Fire officials said smoky conditions in the park had largely cleared after a shift in winds on Sunday afternoon. There were no further road closures within Yosemite and containment lines held steady at 40 percent.
“We have been able to hold the line. It’s just trying to figure out how to wrap this thing up and put a bow around it,” fire incident spokeswoman Leslie Auriemmo said, adding there were no fresh closures in the park.
Although the cause of the fire remains under investigation, a fire official with knowledge of the containment efforts told a community meeting in nearby Twain Harte last week that the blaze may have been started in an illicit marijuana-growing operation.
The Yosemite Valley has been open to visitors since the fire broke out two weeks ago, but smoke began spreading to the area on Friday, before the Labor Day holiday weekend that in past years has seen the park fill with visitors.
About 4 million people visit Yosemite each year, most going during the peak months of June through August. About 620,000 normally visit the park in August alone, but attendance has dropped due to the fire.
Close to 5,000 people are working to put out the fire, including firefighters from across California and nearly 700 specially trained California prison inmates.
More than US$60 million in federal and state money has been spent on fighting the blaze, fire officials said on Sunday.
Among the landmarks potentially in the path of the blaze are two groves of the park’s famed sequoia trees.
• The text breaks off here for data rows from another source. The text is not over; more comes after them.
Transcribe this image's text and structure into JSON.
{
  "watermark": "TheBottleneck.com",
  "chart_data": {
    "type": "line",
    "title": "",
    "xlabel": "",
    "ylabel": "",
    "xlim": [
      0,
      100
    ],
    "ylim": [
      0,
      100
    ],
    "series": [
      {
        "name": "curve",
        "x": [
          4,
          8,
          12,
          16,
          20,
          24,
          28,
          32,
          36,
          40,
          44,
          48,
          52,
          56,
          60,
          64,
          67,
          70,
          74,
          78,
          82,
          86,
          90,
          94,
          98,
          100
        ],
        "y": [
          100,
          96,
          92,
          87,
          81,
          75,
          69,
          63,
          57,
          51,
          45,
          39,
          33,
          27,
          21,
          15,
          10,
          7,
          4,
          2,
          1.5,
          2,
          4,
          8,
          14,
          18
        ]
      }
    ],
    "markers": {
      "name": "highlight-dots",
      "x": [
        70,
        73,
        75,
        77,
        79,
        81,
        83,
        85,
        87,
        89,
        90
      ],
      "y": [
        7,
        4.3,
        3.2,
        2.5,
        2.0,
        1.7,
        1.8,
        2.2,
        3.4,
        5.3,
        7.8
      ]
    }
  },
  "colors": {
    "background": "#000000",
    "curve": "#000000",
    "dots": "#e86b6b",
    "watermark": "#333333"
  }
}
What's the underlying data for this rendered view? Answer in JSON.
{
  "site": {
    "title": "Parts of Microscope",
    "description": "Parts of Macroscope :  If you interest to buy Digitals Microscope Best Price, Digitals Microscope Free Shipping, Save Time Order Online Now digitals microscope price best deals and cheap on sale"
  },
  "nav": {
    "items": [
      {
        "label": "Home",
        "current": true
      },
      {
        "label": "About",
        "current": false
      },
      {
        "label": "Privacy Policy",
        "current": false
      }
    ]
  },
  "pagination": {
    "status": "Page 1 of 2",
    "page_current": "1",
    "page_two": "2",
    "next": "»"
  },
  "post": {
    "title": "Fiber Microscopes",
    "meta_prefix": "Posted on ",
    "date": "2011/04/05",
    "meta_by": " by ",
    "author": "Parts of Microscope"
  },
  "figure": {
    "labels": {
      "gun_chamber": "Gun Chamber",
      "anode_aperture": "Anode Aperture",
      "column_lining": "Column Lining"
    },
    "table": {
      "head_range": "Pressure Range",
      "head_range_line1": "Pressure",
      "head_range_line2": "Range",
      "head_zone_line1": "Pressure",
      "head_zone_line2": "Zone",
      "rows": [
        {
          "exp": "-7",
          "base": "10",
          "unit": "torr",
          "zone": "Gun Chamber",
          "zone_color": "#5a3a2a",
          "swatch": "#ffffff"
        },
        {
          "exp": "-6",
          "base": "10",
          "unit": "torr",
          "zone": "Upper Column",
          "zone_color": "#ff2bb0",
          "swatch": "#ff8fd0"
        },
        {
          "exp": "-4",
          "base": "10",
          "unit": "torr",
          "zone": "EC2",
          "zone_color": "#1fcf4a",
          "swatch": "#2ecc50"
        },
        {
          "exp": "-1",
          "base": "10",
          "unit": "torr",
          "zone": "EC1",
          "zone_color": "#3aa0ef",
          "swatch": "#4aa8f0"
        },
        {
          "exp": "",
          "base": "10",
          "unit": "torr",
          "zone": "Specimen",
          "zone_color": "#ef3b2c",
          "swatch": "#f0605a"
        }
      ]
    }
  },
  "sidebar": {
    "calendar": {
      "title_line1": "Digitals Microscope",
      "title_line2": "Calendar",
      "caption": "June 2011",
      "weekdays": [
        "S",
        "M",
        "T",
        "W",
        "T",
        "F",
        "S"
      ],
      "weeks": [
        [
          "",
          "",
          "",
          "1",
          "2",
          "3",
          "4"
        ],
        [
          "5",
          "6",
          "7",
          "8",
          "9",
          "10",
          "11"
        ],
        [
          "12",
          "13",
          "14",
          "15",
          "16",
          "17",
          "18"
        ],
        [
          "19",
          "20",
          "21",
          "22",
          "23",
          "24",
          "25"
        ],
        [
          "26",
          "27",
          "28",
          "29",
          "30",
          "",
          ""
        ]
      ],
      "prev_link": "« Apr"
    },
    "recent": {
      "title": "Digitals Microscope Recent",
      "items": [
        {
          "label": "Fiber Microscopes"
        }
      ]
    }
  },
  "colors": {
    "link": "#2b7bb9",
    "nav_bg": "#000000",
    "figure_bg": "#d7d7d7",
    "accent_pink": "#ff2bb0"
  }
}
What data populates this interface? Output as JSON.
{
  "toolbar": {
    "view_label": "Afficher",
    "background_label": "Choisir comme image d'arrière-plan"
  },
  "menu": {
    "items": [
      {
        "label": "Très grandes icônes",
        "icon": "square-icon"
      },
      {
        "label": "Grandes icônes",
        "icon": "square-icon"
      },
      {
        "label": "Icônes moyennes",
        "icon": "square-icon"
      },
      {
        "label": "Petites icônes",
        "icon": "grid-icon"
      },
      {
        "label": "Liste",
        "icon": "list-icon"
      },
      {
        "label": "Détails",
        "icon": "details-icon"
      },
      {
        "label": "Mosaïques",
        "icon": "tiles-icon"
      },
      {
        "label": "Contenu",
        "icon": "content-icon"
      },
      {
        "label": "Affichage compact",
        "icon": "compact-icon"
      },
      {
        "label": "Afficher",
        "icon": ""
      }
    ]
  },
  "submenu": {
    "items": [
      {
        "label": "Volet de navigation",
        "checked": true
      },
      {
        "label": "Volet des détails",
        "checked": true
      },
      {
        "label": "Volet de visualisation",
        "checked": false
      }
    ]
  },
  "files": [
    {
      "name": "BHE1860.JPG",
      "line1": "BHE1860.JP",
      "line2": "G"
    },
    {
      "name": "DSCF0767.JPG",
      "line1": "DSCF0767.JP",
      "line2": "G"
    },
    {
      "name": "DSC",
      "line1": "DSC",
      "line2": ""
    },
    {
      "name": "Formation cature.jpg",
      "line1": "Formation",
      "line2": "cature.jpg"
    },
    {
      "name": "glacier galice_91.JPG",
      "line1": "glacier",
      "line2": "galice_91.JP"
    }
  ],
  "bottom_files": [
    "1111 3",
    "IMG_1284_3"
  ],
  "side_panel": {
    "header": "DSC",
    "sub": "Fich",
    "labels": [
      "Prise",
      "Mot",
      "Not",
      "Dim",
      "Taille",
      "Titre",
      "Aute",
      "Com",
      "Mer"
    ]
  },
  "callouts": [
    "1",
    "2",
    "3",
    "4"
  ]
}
“We are working very hard to protect that. All the lines are in place so it doesn’t go into those groves,” Auriemmo said.
Firefighters have carried out controlled burns around the groves to clear away debris that could otherwise fuel a fire to such an intensity that it threatens the trees.
Lower-intensity fires, on the other hand, play a vital role in the reproductive cycle of the tough-barked sequoia, many of which bear the scars of past wildfires, by releasing the seeds from their cones and clearing the soil in which they germinate.
“Ground fire is a good thing, crown fire is a bad thing in his case,” fire incident spokesman Dennis Godfrey said.